A disputa judicial entre o ministro Alexandre de Moraes, do Supremo Tribunal Federal (STF), e as empresas norte-americanas Trump Media e Rumble ganhou um novo capítulo nesta terça-feira (14).
Em manifestação apresentada à Justiça dos Estados Unidos, os advogados das duas empresas pediram que seja rejeitado o pedido do governo brasileiro para extinguir a ação movida contra Moraes.
Segundo a defesa, o ministro teria extrapolado suas atribuições ao tentar fazer valer decisões da Justiça brasileira diretamente sobre empresas sediadas nos Estados Unidos.
Defesa contesta imunidade soberana
No documento, os advogados afirmam que Alexandre de Moraes não teria direito à imunidade soberana prevista para atos praticados em nome do Estado brasileiro.
A tese apresentada sustenta que o ministro teria agido em caráter pessoal ao expedir decisões que buscavam produzir efeitos sobre empresas americanas.
Para fundamentar esse argumento, a defesa utiliza a expressão jurídica ultra vires, empregada para descrever atos praticados além da autoridade legal conferida a um agente público.
Segundo os advogados, por essa razão, Moraes poderia responder ao processo perante a Justiça norte-americana.
Governo brasileiro pede extinção da ação
A Advocacia-Geral da União (AGU), que representa o Estado brasileiro no caso, solicitou que a ação seja encerrada.
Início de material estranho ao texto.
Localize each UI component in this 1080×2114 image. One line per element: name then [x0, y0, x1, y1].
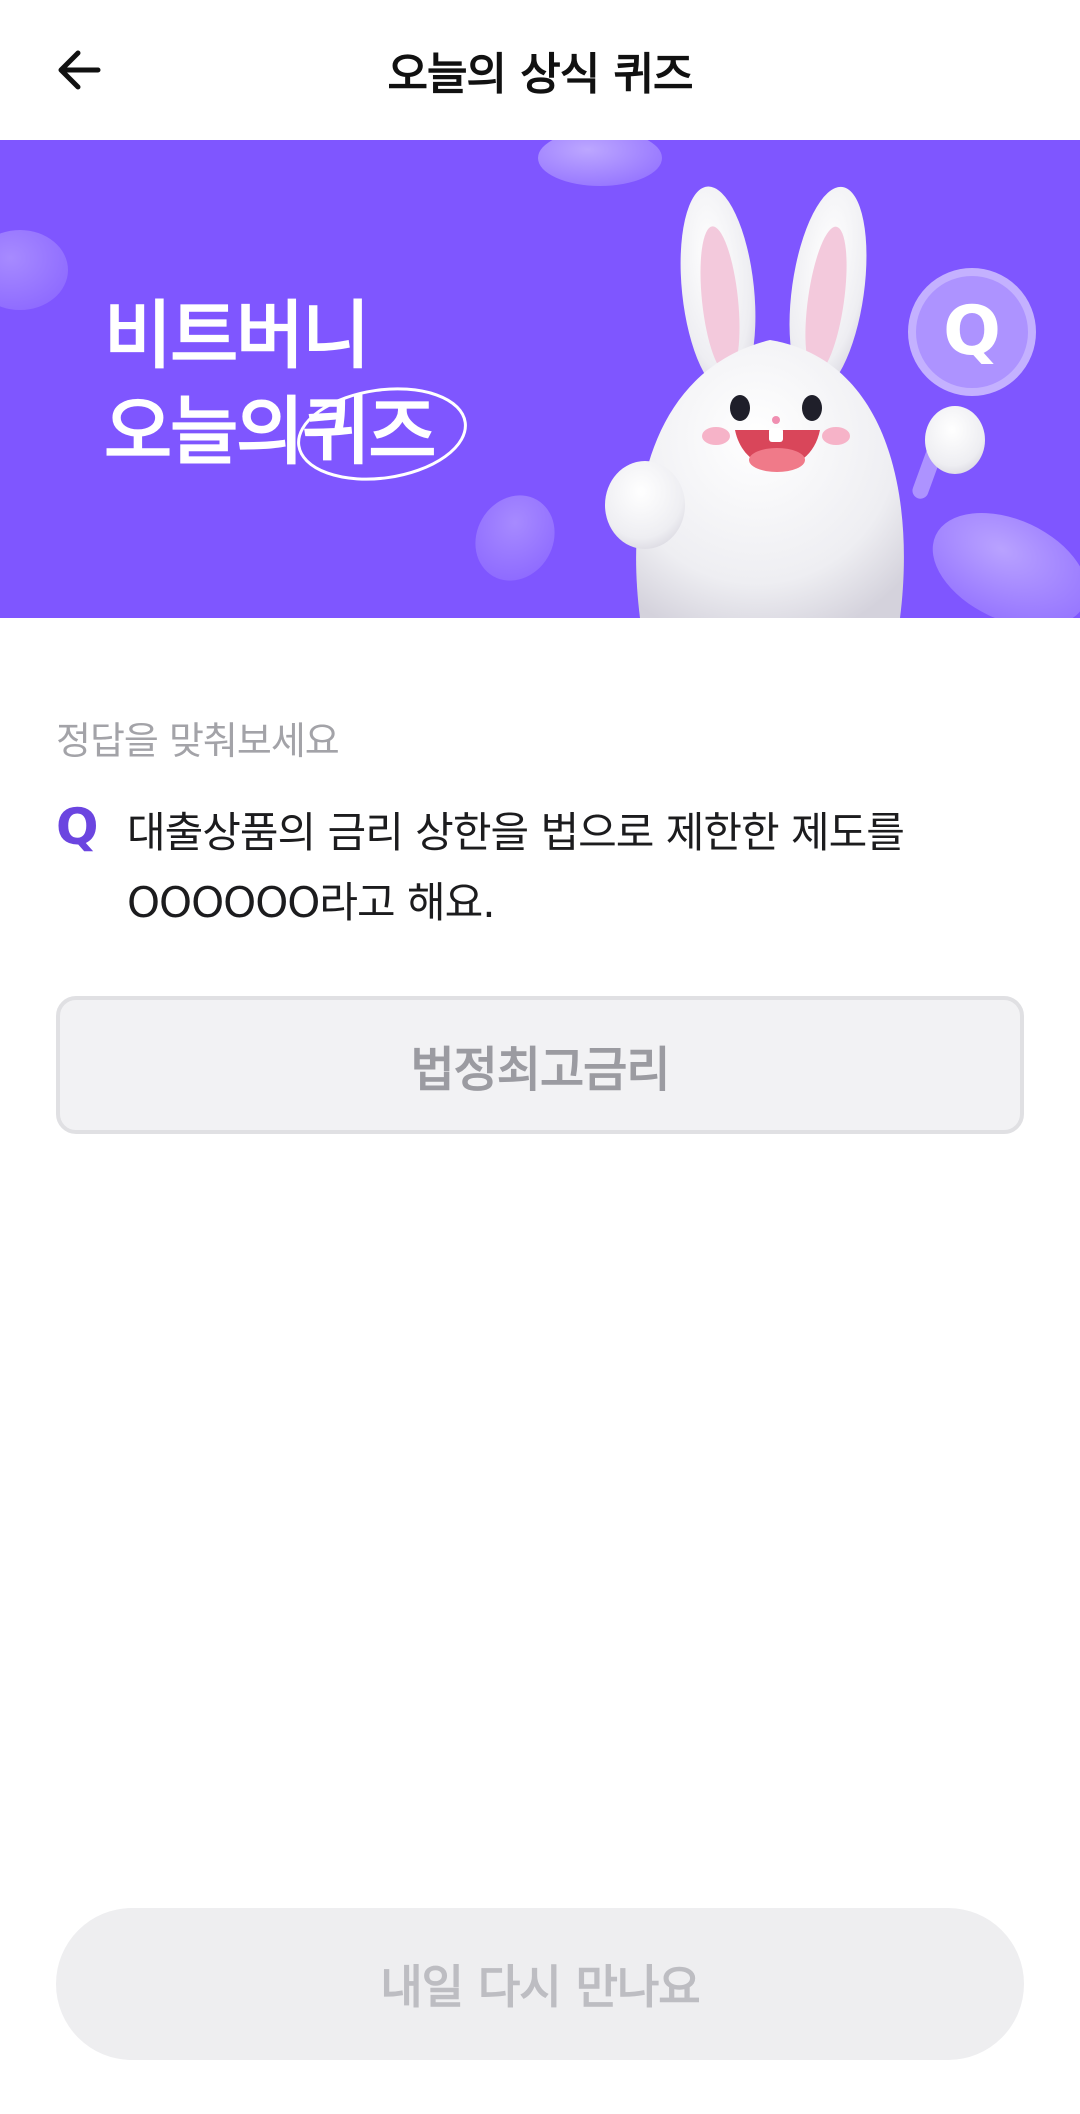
- banner-title-line2: 오늘의: [104, 389, 304, 475]
- top-app-bar: 오늘의 상식 퀴즈: [0, 0, 1080, 140]
- banner-title-line1: 비트버니: [104, 293, 370, 379]
- banner-title-highlight: 퀴즈: [297, 384, 468, 481]
- banner-title: 비트버니 오늘의 퀴즈: [104, 288, 468, 481]
- q-badge-letter: Q: [943, 292, 1001, 371]
- quiz-banner: Q 비트버니 오늘의 퀴즈: [0, 140, 1080, 618]
- see-you-tomorrow-button[interactable]: 내일 다시 만나요: [56, 1908, 1024, 2060]
- quiz-question-line1: 대출상품의 금리 상한을 법으로 제한한 제도를: [127, 808, 905, 857]
- quiz-question: 대출상품의 금리 상한을 법으로 제한한 제도를 OOOOOO라고 해요.: [127, 798, 987, 938]
- page-title: 오늘의 상식 퀴즈: [387, 49, 694, 100]
- quiz-hint: 정답을 맞춰보세요: [56, 719, 340, 763]
- quiz-question-line2: OOOOOO라고 해요.: [127, 878, 496, 927]
- answer-box: 법정최고금리: [56, 996, 1024, 1134]
- quiz-page: 오늘의 상식 퀴즈 Q 비트버니 오늘의 퀴즈 정답을 맞춰보세요 Q 대출상품…: [0, 0, 1080, 2114]
- hand-drawn-circle-icon: [297, 387, 468, 481]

Entre os argumentos apresentados está o de que a República Federativa do Brasil seria parte indispensável no processo e que o ministro atuou no exercício de suas funções jurisdicionais.
A defesa da Trump Media e da Rumble contesta esse entendimento.
Segundo os advogados, o processo não busca responsabilizar o Estado brasileiro nem obter qualquer indenização contra a União, mas apenas discutir atos atribuídos diretamente ao ministro Alexandre de Moraes.
Competência da Justiça dos Estados Unidos
Outro ponto levantado é a competência da Justiça Federal da Flórida para analisar o caso.
Os advogados afirmam que Moraes direcionou ordens judiciais a empresas estabelecidas naquele estado americano, o que, na visão da defesa, seria suficiente para justificar a jurisdição da Corte dos Estados Unidos.
Alegação de contradição
A manifestação também acusa o governo brasileiro de adotar posições incompatíveis sobre os efeitos internacionais das decisões judiciais brasileiras.
Os advogados citam a doutrina norte-americana conhecida como judicial estoppel, segundo a qual uma parte não pode sustentar, em momentos diferentes do processo, argumentos contraditórios.
De acordo com a petição, o governo brasileiro já afirmou que decisões judiciais nacionais produzem efeitos apenas dentro do território brasileiro e dependem dos mecanismos de cooperação internacional, como a Convenção da Haia e acordos de assistência jurídica, para alcançar empresas sediadas no exterior.
Agora, segundo a defesa, o Brasil sustentaria posição diferente ao defender a validade de medidas direcionadas diretamente às plataformas norte-americanas.
O que está em discussão
A ação foi proposta pela Trump Media e pela plataforma de vídeos Rumble para contestar decisões de Alexandre de Moraes relacionadas à remoção de conteúdos e ao bloqueio de perfis em redes sociais.
Até o momento, não há decisão definitiva da Justiça norte-americana sobre o mérito da ação. O processo segue em tramitação e caberá ao tribunal analisar os argumentos apresentados tanto pela defesa das empresas quanto pelo governo brasileiro.